Constructivists are frustrated by the fact that we can abstractly define sets and functions which encode information that's not currently available to us. For instance, let $S=\{a\}$, where $a=1$ if Goldbach's conjecture holds and $a=0$ otherwise. For now, we still don't know whether $S=\{0\}$ or $S=\{1\}$. In mainstream mathematics, that's no impediment to claiming $S$ exists, since it's certainly exactly one of the two options. But constructivists think it's useless to make abstract existence claims about objects whose properties we can't describe.

So for Bishop all proofs of existence will come essentially with a computer program that outputs a description of the object proven to exist. That, I think, is at the heart of his approach, moreso than a distaste for sets. I think this is also a somewhat more sympathetic position than the "sets bad, $\Bbb{N}$ good" of the review you quote.

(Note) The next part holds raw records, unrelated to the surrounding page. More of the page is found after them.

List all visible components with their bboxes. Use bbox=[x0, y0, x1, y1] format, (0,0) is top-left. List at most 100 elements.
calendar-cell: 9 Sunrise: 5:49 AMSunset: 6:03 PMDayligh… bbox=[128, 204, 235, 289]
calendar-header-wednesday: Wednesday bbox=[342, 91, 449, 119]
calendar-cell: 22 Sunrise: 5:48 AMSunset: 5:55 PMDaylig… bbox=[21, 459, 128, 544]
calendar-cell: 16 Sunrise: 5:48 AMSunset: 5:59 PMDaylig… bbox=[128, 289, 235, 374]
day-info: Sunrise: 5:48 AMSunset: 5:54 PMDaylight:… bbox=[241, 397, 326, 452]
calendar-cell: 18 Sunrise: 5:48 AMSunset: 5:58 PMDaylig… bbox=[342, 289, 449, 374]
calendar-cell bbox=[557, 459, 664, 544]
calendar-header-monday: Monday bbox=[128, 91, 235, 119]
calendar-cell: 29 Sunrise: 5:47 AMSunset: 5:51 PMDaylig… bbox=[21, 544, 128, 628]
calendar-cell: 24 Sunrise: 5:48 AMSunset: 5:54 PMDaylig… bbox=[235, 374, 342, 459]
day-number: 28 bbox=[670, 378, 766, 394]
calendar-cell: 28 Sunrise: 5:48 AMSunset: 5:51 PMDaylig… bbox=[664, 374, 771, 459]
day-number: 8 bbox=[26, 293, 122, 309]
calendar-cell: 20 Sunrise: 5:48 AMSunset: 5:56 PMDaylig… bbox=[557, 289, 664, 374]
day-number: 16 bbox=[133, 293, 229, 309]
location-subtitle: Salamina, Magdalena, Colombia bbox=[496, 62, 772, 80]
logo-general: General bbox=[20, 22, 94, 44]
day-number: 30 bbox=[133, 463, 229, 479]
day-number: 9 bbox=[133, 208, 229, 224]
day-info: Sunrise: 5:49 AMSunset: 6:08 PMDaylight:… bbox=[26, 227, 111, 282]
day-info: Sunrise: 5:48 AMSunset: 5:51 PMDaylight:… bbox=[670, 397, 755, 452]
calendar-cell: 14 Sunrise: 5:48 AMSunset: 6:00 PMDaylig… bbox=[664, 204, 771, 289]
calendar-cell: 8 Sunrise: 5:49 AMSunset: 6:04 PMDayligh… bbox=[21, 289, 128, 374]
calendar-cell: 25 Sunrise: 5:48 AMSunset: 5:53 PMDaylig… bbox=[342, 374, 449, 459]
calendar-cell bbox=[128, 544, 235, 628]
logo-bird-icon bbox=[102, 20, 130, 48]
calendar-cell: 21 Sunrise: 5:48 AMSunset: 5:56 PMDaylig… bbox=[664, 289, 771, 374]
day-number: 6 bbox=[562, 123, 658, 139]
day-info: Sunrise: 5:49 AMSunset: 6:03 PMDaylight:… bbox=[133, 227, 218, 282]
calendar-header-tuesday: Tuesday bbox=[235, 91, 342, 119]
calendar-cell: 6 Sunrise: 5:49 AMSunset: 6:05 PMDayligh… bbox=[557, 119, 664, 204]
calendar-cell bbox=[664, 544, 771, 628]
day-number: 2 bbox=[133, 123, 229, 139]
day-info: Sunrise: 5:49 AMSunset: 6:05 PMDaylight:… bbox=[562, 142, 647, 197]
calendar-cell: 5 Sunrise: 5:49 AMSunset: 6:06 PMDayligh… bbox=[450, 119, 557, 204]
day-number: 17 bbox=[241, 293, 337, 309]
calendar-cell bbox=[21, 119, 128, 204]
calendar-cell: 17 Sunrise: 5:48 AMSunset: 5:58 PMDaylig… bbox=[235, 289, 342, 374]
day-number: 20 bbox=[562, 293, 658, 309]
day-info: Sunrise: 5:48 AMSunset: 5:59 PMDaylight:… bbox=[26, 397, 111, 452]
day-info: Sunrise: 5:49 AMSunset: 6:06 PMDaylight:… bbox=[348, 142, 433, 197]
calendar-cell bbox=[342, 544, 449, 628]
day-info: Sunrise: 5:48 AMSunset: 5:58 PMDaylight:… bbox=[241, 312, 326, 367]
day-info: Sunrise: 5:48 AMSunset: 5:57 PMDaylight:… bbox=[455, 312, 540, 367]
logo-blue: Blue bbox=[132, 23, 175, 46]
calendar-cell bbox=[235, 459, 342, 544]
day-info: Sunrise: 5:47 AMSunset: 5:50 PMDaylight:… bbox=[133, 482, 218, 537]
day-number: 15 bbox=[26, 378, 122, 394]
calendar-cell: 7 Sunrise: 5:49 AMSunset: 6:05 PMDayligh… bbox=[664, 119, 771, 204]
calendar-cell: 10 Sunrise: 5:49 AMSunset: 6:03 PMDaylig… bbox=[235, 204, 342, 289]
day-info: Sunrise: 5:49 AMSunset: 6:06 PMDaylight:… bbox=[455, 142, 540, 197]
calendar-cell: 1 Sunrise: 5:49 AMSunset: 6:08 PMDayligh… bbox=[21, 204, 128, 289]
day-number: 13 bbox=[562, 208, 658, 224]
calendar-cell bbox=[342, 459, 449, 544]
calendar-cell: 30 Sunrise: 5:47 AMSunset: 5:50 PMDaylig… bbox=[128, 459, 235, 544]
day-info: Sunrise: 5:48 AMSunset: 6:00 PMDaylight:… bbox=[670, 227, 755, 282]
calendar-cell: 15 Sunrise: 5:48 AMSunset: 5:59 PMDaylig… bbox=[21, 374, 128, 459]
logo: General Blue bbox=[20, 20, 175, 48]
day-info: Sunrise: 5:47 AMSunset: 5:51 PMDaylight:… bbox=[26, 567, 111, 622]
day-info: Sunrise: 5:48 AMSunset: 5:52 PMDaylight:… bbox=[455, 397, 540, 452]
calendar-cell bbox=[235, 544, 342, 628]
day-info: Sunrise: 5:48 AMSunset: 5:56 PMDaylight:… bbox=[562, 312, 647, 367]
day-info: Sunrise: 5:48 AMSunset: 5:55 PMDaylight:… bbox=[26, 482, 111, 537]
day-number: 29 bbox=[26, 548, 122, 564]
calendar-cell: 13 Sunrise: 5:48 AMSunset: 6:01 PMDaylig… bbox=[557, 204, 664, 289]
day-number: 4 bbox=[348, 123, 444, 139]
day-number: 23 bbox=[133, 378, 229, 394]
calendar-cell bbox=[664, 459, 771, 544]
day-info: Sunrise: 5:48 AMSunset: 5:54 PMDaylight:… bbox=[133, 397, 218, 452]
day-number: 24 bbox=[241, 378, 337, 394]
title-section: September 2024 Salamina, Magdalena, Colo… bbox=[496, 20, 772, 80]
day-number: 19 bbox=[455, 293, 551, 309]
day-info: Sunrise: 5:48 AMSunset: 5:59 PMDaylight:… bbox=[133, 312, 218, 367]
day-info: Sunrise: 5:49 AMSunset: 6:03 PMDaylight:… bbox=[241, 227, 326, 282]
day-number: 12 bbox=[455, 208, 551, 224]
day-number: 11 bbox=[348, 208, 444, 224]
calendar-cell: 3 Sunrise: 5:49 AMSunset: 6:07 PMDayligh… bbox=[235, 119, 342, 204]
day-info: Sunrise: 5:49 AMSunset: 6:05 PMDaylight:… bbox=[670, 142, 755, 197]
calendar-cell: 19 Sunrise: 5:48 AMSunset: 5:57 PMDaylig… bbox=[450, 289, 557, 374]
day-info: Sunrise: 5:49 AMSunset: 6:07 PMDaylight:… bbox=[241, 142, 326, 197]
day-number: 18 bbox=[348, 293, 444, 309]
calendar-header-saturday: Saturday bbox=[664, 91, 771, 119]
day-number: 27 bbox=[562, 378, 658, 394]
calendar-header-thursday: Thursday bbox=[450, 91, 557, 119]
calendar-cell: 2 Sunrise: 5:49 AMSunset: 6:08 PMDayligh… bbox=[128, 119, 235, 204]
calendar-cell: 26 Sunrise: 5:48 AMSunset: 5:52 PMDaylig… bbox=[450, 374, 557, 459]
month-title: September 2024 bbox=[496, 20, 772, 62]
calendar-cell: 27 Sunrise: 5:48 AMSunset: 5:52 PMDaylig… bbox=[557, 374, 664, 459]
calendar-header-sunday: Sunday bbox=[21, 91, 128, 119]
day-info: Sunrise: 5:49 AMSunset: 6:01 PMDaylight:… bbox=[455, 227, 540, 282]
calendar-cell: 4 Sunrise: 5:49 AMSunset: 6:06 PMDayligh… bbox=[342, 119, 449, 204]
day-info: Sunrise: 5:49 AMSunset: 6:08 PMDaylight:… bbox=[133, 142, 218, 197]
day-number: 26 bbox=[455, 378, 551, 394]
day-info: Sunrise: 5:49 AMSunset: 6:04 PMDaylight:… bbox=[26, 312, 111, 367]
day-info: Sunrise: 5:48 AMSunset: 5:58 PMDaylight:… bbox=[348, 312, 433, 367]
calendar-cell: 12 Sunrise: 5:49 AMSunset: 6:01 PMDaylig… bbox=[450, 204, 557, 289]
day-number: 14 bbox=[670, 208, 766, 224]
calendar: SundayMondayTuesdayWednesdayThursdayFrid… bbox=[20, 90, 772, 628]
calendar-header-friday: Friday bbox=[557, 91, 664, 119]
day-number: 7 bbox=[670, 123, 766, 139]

But the emphasis on constructions, i.e. on computations, does correlate with the tendency of constructivists to claim with Kronecker that the natural numbers, with their arithmetic structure and the possibility of induction, are intuitively and unshakably given to us. (computations are only interesting if they terminate in a finite time, so we'd better naturally understand what "finite" means!)

I think this is a silly position, one which the history of thought about number pretty strongly denies, but I'm not convinced it can't be gotten around in developing the heart of a constructivist mathematics. If you're still interested, you should read Bishop's first chapter, as my outsider's description of the position pales in comparison to his fervent polemic.